Comme un membre fantôme, cette nostalgie semble familière à ceux d’entre nous qui ne l’ont jamais eu parce que les tropes Coup de cœur joue avec (et seulement légèrement peaufiné) ne sont pas seulement usés mais usés à ce stade. Meet-cutes en classe. Des accrochages malheureux dans le couloir. Excuses sous la pluie. Bisous au parc. Pour les milléniaux de la classe (l’auteur de cette pièce inclus) – et même les téléspectateurs éloignés de plusieurs décennies des couloirs bordés de casiers – l’histoire d’Oseman nous incite à regarder en arrière pour un temps que nous n’avions pas mais que nous pouvons maintenant imaginer pour les autres et même pour nous-mêmes. Voici la nostalgie comme véhicule de guérison.

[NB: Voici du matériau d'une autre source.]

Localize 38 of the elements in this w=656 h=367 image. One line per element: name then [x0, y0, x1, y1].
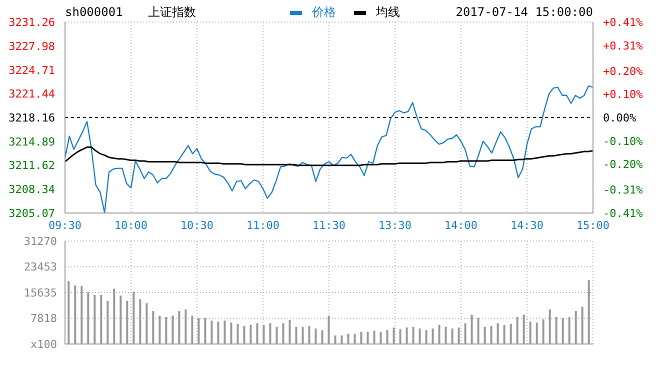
y-tick-label: 31270	[24, 234, 57, 248]
chart-subtitle: sh000001	[65, 5, 123, 19]
y2-tick-label: -0.41%	[603, 207, 644, 220]
y2-tick-label: +0.31%	[603, 39, 644, 52]
x-tick-label: 14:30	[510, 218, 544, 232]
y-tick-label: 23453	[24, 260, 57, 274]
y-tick-label: 3224.71	[8, 64, 55, 77]
x-tick-label: 15:00	[576, 218, 610, 232]
y2-tick-label: +0.10%	[603, 88, 644, 102]
line-series	[65, 146, 593, 166]
y2-tick-label: -0.10%	[603, 134, 644, 148]
text: 2017-07-14 15:00:00	[456, 5, 593, 19]
y-tick-label: 3205.07	[8, 207, 55, 220]
y-tick-label: x100	[30, 338, 57, 351]
y-tick-label: 3221.44	[8, 88, 56, 101]
y2-tick-label: 0.00%	[603, 112, 636, 124]
y-tick-label: 3208.34	[8, 183, 56, 196]
y-tick-label: 7818	[30, 312, 57, 326]
y2-tick-label: +0.41%	[603, 16, 644, 29]
x-tick-label: 14:00	[444, 218, 478, 232]
y-tick-label: 3218.16	[8, 112, 55, 125]
chart-title: 上证指数	[148, 4, 196, 21]
y-tick-label: 3227.98	[8, 40, 55, 53]
x-tick-label: 09:30	[48, 218, 82, 232]
y2-tick-label: +0.20%	[603, 64, 644, 78]
x-tick-label: 11:00	[246, 218, 280, 232]
x-tick-label: 10:00	[114, 218, 148, 232]
y-tick-label: 3214.89	[8, 135, 55, 148]
x-tick-label: 11:30	[312, 218, 346, 232]
legend-label: 均线	[375, 4, 400, 21]
x-tick-label: 13:30	[378, 218, 412, 232]
y-tick-label: 3231.26	[8, 16, 55, 29]
x-tick-label: 10:30	[180, 218, 214, 232]
y-tick-label: 3211.62	[8, 159, 55, 172]
y-tick-label: 15635	[24, 286, 57, 300]
y2-tick-label: -0.31%	[603, 184, 644, 197]
legend-label: 价格	[311, 4, 336, 21]
y2-tick-label: -0.20%	[603, 158, 644, 172]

C’est là que réside l’attrait de gay YA pour ceux d’entre nous qui sont carrément en dehors du surnom de « jeune adulte ». Il propose des modèles pour ce qui aurait pu être, oui. Mais dans cette nostalgie fantôme il y a aussi un plaidoyer caché pour l’avenir ces histoires peut aider à construire. Tout comme nous nous forçons à nous demander comment notre adolescence aurait été changée en ayant un Nick et Charlie à nous, Coup de cœur présente des visions pour ce qui reste à venir, un monde où ces relations ne sont pas des valeurs aberrantes. Ils sont la norme. La série est un baume précisément parce qu’elle nous apaise dans sa salubrité, nous suppliant de (ne pas oublier mais) de mettre de côté notre traumatisme et de nous délecter de cette joyeuse bulle d’un monde, et peut-être de l’emporter avec nous dans notre vie quotidienne.